The movie feels incredibly claustrophobic and the photography is wonderful and pure Noir. Chiaroscuro lighting, rain-soaked streets, shadows, a suffocating setting in an apartment complex...the movie has the look of the genre down.

The film is notable for Kim Novak's film debut and it is a good one. She seems to be a natural at playing the classic femme fatale who has some sucker fall for her within minutes of their meeting.
She plays a bank robber's moll who corrupts the cop on her trail, world-weary Fred MacMurray, in Walter Neff mode again, in no time. It seems though MacMurray was just waiting to be corrupted because he has a taste for the good life and would like a share of the bank robber's loot.
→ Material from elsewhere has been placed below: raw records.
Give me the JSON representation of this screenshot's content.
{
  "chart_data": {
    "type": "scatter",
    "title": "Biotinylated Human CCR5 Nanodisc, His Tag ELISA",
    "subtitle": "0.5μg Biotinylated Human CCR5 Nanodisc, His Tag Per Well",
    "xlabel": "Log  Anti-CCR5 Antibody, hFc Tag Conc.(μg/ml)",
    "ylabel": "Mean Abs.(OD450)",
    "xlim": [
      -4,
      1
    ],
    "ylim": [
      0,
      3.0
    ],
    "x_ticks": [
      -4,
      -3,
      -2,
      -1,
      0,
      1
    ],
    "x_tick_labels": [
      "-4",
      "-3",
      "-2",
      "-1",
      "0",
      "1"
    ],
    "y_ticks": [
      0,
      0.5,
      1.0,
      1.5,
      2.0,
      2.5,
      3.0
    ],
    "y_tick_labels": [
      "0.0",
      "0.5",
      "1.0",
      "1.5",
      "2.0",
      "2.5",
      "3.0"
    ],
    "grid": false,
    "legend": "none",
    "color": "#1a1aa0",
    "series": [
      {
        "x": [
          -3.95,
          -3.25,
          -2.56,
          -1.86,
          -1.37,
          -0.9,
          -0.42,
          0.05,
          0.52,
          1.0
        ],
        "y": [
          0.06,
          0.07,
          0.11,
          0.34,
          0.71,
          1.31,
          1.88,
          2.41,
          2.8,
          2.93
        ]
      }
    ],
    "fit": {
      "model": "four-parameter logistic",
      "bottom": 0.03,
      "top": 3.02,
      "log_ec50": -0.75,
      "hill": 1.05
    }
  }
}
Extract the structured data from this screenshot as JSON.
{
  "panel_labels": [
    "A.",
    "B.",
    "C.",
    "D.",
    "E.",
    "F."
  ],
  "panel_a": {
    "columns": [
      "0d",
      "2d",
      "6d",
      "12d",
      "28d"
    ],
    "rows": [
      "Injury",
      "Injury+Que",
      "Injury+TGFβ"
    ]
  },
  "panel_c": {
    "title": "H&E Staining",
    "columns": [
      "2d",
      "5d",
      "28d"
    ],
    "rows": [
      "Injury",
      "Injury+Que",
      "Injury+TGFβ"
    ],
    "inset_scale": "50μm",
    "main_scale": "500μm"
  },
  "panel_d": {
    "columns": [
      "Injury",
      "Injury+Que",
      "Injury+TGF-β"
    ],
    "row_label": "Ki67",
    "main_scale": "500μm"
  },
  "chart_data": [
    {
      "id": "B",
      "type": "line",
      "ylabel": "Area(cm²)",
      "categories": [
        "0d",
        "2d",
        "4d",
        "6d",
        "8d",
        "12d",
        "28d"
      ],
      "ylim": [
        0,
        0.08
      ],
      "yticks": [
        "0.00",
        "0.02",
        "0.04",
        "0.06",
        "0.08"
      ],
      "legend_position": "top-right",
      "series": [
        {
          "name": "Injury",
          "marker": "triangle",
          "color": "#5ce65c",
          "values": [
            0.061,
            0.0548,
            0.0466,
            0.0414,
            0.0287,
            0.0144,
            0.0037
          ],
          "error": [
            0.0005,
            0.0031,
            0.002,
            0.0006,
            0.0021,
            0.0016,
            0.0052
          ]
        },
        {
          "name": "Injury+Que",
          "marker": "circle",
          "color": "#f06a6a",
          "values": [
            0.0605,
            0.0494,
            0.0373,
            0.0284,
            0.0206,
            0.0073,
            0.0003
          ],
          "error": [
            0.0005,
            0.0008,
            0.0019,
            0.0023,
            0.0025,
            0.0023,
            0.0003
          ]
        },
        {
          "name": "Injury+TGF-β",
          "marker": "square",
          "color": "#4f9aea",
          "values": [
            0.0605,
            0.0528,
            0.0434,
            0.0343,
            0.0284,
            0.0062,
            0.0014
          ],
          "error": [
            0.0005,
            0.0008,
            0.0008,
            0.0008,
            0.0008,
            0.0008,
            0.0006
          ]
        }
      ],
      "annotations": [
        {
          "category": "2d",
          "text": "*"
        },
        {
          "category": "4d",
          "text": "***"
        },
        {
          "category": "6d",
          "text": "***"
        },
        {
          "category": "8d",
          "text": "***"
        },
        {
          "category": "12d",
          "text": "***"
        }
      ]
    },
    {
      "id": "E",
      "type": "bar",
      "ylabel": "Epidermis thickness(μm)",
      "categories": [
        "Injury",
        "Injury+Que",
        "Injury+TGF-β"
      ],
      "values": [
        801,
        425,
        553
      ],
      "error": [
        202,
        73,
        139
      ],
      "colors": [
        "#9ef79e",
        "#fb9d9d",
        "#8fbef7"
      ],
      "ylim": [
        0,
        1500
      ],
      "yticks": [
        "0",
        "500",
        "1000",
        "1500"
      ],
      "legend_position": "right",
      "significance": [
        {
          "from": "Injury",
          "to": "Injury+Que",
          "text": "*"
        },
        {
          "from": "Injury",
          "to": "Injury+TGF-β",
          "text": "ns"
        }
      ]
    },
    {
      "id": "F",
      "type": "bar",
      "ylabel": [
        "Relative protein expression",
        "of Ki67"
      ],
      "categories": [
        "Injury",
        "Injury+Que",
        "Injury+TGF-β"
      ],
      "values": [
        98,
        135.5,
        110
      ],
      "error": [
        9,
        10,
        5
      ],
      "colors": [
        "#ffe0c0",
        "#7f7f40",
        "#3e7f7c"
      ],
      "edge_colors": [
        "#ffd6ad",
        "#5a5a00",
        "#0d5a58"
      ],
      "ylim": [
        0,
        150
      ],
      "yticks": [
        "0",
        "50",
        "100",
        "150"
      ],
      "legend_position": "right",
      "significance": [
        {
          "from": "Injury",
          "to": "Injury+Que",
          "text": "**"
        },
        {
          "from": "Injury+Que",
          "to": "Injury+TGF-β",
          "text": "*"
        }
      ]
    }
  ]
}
The first ten minutes of the movie are a joy to watch. After the bank heist, Novak ensnares MacMurray in one of the best pick-ups that I have ever seen, even by Noir standards. The dialogue between the two sizzles and Novak is one fast-moving dame who doesn't waste any time with coyness. In the beginning, she doesn't really care who she shares the booty with, though she isn't quite as duplicitous and conniving as Phyllis Dietrichson. She is too soft for that.

MacMurray is very good as the easily corruptible cop, he underplays it as he was never a scenery-chewer. He perfectly embodies the cynicism of Noir and also its darkness. The darkness he has within him is reflected in the (nocturnal) darkness without.
The ending is pure tragic Noir futility. Both protagonists realize that they really cared for each other. We didnt really need the money, did we? is a sad epitaph if there ever was one.


Title: Re: Pushover (1954)
Post by: kjrwe on February 27, 2017, 02:03:20 AM
I like Pushover. It's a solid mix of Rear Window and (obviously) Double Indemnity. It has a snappy pace, a nice look and Kim Novak.

I like it as well. It's a lot like Double Indemnity (not just because of the same leading actor). I agree about its snappy pace and the nice look. Kim Novak was great as the femme fatale.

Generally I'll watch this movie and Double Indemnity together, one after the other. I also like to throw in the 1950 noir The Man Who Cheated Himself, which is kind of similar to these two movies. This time it's Lee J. Cobb who plays a senior cop who also happens to be a womanizer. He witnesses his girlfriend bump off her abusive husband. He sets up a scenario so that neither of them will be suspected. One thing he doesn't count on: his much younger brother (John Dall), a new cop, starts to catch on to what's happening. (I really think that John Dall should have had a better career. He was amazing!) That noir is also worth a look, in my opinion.

When I first heard that Lee J. Cobb would be playing a womanizer, I got a bit confused and I wondered why such a role wasn't given to someone like Cary Grant. To my surprise, Cobb pulled off the role very nicely. He wasn't good looking at all in my opinion, but he had me completely convinced that he could get any woman he wanted.

So anyway, back to Pushover....for those who enjoyed it, I recommend The Man Who Cheated Himself, too.